Para o futuro ministro, a marca do mundo contemporâneo é a pluralidade e a diversidade de religiões, de origens e política. “Nós vivemos a época da tolerância, época em que se devem respeitar todas as possibilidades razoáveis de uma vida boa. A verdade não tem dono, existem muitas formas de ser feliz. Cada um é feliz a sua maneira, desde que não interfira na vida de outrem”, disse.

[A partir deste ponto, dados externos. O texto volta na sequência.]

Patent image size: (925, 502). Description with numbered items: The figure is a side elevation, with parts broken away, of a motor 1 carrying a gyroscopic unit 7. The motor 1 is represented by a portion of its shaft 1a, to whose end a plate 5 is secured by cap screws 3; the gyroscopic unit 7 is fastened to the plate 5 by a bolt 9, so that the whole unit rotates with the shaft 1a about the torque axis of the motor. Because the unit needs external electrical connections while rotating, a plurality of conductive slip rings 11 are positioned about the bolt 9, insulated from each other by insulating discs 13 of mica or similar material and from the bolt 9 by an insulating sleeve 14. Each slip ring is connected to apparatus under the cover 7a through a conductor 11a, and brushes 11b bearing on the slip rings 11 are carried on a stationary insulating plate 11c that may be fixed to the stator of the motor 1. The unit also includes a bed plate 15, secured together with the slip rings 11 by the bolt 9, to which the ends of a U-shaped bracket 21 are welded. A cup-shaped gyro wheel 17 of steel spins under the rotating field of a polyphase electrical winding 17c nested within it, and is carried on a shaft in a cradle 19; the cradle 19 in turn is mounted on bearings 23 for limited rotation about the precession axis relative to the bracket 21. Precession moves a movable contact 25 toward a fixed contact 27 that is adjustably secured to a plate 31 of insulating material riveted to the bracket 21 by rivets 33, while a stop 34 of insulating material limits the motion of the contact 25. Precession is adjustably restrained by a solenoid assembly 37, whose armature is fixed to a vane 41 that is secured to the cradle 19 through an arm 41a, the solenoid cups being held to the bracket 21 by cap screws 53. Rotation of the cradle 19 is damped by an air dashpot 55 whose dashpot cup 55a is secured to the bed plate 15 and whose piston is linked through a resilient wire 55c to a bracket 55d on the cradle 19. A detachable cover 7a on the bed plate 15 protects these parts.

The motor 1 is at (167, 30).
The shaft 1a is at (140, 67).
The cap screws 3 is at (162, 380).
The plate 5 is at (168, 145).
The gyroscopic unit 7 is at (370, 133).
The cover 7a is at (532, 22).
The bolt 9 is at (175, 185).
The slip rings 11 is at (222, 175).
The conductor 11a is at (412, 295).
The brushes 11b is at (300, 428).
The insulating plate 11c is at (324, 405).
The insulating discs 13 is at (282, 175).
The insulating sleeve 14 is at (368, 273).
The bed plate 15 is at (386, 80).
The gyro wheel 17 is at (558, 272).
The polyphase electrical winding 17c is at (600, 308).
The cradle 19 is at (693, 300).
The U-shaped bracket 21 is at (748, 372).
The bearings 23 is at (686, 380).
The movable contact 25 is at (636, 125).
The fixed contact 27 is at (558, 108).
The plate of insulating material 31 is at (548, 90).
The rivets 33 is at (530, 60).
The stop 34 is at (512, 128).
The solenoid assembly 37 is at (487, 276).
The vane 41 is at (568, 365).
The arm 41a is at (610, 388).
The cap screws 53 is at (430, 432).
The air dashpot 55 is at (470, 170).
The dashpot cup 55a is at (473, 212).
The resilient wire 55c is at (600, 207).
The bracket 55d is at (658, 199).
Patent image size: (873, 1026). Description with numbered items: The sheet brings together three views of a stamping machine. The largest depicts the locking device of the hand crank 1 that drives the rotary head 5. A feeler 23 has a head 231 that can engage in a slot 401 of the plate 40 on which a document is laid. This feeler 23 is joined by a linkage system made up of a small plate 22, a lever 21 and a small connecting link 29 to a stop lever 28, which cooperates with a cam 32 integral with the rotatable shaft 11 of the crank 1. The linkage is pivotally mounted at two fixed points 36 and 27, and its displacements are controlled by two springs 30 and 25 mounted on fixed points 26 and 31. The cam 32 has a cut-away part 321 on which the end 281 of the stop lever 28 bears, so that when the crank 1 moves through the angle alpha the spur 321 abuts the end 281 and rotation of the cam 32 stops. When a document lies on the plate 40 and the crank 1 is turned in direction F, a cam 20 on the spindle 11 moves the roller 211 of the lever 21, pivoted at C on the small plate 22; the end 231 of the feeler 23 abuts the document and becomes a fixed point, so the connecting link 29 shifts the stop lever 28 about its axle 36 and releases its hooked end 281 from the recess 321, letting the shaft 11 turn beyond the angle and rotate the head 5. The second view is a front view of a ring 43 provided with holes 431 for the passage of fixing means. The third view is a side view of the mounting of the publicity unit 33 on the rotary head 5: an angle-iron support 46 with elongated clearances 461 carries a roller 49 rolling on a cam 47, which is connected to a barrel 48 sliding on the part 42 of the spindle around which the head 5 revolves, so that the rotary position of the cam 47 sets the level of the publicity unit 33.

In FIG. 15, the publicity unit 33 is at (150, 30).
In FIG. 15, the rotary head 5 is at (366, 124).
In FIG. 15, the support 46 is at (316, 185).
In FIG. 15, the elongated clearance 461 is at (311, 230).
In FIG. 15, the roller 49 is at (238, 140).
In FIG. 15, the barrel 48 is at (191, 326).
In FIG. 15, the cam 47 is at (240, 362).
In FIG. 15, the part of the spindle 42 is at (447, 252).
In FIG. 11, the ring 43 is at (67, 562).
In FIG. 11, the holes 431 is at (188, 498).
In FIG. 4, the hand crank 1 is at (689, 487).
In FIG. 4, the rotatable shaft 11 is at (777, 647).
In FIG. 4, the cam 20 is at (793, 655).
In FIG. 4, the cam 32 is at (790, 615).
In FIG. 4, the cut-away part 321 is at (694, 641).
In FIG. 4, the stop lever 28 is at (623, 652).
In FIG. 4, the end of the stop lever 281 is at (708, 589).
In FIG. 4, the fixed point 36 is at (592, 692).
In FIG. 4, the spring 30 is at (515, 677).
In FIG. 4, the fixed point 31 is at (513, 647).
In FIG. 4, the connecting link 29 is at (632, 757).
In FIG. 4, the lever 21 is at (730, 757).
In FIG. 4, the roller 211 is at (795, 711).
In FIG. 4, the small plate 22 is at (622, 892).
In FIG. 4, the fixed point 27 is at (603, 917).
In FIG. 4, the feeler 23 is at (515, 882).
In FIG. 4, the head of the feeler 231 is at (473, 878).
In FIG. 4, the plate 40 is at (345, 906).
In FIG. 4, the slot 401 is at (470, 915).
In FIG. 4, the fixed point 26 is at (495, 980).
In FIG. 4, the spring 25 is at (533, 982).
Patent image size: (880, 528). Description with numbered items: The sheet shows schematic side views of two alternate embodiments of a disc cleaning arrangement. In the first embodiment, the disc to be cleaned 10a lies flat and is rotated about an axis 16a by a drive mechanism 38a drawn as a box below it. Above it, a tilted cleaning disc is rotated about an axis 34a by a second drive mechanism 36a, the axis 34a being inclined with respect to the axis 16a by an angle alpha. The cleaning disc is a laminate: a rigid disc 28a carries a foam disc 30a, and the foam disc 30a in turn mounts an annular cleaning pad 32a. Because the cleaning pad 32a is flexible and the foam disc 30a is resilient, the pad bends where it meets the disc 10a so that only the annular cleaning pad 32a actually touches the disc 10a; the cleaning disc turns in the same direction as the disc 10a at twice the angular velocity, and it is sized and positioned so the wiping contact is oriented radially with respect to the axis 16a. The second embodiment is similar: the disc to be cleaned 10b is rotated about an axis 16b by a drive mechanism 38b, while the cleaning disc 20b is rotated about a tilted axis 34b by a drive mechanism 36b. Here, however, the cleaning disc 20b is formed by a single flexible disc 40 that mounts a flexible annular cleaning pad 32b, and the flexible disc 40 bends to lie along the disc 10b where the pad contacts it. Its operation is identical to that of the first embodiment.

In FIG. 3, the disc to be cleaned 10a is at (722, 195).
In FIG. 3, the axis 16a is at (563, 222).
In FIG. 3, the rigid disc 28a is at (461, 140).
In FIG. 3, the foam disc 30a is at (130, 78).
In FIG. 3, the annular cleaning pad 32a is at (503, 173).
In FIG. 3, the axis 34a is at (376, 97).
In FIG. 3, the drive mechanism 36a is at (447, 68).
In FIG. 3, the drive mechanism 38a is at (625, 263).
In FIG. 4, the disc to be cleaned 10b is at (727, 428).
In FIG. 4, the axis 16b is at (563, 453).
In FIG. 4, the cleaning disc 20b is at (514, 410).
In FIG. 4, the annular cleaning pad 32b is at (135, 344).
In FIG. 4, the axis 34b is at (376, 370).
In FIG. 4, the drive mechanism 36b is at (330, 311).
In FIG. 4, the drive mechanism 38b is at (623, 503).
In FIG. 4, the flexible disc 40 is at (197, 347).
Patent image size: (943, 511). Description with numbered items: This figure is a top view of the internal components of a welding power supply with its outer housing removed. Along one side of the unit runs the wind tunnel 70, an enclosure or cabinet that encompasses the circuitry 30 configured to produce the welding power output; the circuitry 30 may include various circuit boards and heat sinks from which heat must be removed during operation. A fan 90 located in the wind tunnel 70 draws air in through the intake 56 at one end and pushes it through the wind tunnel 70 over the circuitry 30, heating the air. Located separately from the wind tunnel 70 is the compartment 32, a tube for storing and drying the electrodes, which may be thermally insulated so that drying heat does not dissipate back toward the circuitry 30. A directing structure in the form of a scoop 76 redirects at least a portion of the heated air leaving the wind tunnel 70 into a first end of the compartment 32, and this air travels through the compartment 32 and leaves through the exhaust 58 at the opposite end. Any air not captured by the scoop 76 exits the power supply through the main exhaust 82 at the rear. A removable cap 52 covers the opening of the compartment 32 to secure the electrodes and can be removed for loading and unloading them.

O 3º Congresso Goiano de Direito de Família, coincidentemente na mesma semana da sabatina, tratou de um tema conexo à manifestação de Barroso, os novos arranjos familiares existentes e que estão à margem da legislação. Ou seja, os profissionais do Direito buscam abrigar juridicamente as situações que já existem na vida real, não estão inventando a roda.
A Lei do Divórcio, em 1977, que também chocou profundamente os tradicionalistas de então, foi um passo nesse sentido, de encontro da lei com a vida dos cidadãos. Passados quase 40 anos, o divórcio é tão natural atualmente como são os casamentos, até mesmo para os grupos religiosos fundamentalistas que agora combatem as relações homoafetivas.
“Não havia no Direito brasileiro regra específica para tratar dessa questão. Mas há uniões homoafetivas, esse é um fato da vida, e o juiz precisa decidir se há direito à sucessão, se o patrimônio é comum, se na hipótese de venda de um bem o casal homoafetivo deve assinar junto. Portanto, os problemas surgem. Como o Congresso, compreensivelmente, tem dificuldade de produzir norma nessa matéria, o Judiciário teve que produzi-la,” disse Barroso, resumindo o desacerto entre a lei e a vida.
As reações contrárias, como as protagonizadas por religiosos que insistem em impedir o curso do mundo, são inúteis, pois não conseguirão frear a histórica caminhada da humanidade que, neste caso, foi desencadeada pelo surgimento do casamento por amor. Antes dessa grande revolução, a família constituía-se por arranjos econômicos e estava voltada, fundamentalmente, para a reprodução. O casamento por amor mudou tudo.
O modelo familiar com o homem chefe de família, a mulher reprodutora e cuidadora do lar e dos filhos deu lugar a uma gama diversa de arranjos familiares muito complexos. A sociedade, portanto, já mudou, já se diversificou, não há mais como ser contida, pois é um processo que vem desde o surgimento do Iluminismo, no século 18, que colocou um fim na tradição medieval.
As pessoas querem ser felizes e cada um a seu modo. Como disse em Goiânia a ex-desembargadora do Rio Grande do Sul Maria Berenice, “temos de aprender a sentir a dor do outro” e, completando seu raciocínio, não impedi-lo de ser feliz, mesmo discordando da escolha.